The book also noted that Trump repeatedly struck down the advice of his administration’s top health officials, like Robert Kadlec, the then-HHS emergency preparedness chief, and U.S. National Institute of Allergy and Infectious Diseases director Dr. Anthony Fauci. For instance, after Kadlec ordered 600 million masks to the U.S., telling Kushner they would not be arriving until June, Trump’s son-in-law reportedly threw his pen against the wall and said: “You f—ing moron. We’ll all be dead by June.”

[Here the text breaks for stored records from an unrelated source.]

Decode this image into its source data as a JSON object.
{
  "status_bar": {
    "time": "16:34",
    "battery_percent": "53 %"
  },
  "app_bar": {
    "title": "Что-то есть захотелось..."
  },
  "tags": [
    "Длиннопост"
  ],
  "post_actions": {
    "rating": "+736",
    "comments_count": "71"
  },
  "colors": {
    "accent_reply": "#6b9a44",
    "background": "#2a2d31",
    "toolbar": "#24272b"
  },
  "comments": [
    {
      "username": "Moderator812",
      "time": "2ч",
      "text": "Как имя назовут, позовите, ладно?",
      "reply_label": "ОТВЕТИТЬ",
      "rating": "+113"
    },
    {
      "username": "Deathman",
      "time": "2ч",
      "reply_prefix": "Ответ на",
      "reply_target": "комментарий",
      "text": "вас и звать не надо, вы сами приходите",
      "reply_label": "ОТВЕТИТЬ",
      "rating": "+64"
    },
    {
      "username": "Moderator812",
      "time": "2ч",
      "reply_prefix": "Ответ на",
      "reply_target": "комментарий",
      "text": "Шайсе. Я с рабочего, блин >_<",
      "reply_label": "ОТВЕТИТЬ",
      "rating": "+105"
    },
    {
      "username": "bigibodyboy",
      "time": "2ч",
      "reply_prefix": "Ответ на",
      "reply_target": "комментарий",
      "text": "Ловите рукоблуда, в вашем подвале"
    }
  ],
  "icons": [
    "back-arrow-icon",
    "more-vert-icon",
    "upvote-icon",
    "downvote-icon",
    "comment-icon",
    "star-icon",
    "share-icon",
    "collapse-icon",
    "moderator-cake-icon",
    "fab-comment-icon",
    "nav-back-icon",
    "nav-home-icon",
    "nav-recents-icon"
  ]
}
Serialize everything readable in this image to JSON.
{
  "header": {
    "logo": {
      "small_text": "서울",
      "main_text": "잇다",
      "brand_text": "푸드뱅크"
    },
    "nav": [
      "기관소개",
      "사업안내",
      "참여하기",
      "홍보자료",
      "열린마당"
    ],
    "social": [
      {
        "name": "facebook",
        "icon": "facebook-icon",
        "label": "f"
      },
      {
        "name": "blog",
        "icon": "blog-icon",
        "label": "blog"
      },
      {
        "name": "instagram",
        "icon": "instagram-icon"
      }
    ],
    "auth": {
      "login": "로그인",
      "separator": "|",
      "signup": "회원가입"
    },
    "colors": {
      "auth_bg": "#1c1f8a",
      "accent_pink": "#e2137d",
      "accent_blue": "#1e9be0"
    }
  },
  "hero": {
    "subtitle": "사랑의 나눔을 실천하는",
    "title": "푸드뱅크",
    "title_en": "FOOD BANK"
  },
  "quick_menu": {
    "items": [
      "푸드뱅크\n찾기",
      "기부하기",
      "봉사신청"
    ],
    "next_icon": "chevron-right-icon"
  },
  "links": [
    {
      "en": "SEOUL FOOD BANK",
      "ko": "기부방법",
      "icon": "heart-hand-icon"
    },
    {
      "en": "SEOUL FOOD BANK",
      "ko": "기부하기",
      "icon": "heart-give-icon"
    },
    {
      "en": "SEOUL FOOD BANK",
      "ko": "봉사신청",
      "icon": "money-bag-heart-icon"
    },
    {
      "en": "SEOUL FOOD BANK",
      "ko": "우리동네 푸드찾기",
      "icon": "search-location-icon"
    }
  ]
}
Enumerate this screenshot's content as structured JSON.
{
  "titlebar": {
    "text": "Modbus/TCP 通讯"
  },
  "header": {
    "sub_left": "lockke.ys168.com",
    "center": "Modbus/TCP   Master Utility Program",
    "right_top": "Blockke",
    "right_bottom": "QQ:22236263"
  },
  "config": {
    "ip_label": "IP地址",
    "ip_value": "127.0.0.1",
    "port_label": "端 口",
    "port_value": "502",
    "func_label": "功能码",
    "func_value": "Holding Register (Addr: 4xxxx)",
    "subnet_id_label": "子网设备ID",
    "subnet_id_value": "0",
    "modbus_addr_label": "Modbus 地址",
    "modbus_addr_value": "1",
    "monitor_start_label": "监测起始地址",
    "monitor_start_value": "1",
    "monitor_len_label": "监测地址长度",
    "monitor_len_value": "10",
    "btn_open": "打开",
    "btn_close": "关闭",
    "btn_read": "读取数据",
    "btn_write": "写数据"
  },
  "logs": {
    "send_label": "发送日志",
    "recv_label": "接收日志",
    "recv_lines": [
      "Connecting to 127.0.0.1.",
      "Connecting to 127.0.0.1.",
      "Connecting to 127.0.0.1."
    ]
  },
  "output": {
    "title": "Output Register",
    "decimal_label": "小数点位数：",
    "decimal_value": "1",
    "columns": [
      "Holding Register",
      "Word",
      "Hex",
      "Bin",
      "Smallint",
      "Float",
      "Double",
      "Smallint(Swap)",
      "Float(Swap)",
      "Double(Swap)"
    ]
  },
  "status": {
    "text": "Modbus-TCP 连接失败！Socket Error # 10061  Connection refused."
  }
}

Axios reported on an excerpt from the book that details how Trump wished death via COVID upon his former national security adviser John Bolton:
At one meeting several months [before Trump got sick], NEC director Larry Kudlow had stifled a cough. The room had frozen.. … Trump had waved his hands in front of his face, as if to jokingly ward off any flying virus particles, and then cracked a smile. “I was just kidding,” he’d said. “Larry will never get COVID. He will defeat it with his optimism.” … “John Bolton,” he had said … “Hopefully COVID takes out John.”
In another instance, Marc Short, the chief of staff to former Vice President Mike Pence, complained that the president was in fact overreacting to guidance from his health officials. Short, who was tasked with reviewing the political and economic implications of the administration’s response, reportedly pushed back on an HHS effort to distribute free masks to every American household as the pandemic was ramping up, citing fears that they looked like “underwear on your face.”
Despite the administration’s seeming dictatorial approach to the pandemic, the book ultimately notes that “no one was in charge of the response.”
“Was it Birx, the task force coordinator? Was it Pence, head of the task force? Was it Trump, the boss? Was it Kushner, running the shadow task force until he wasn’t? Was it Marc Short or Mark Meadows, often at odds, rarely in sync?” the authors ask. “Ultimately, there was no accountability, and the response was rudderless.”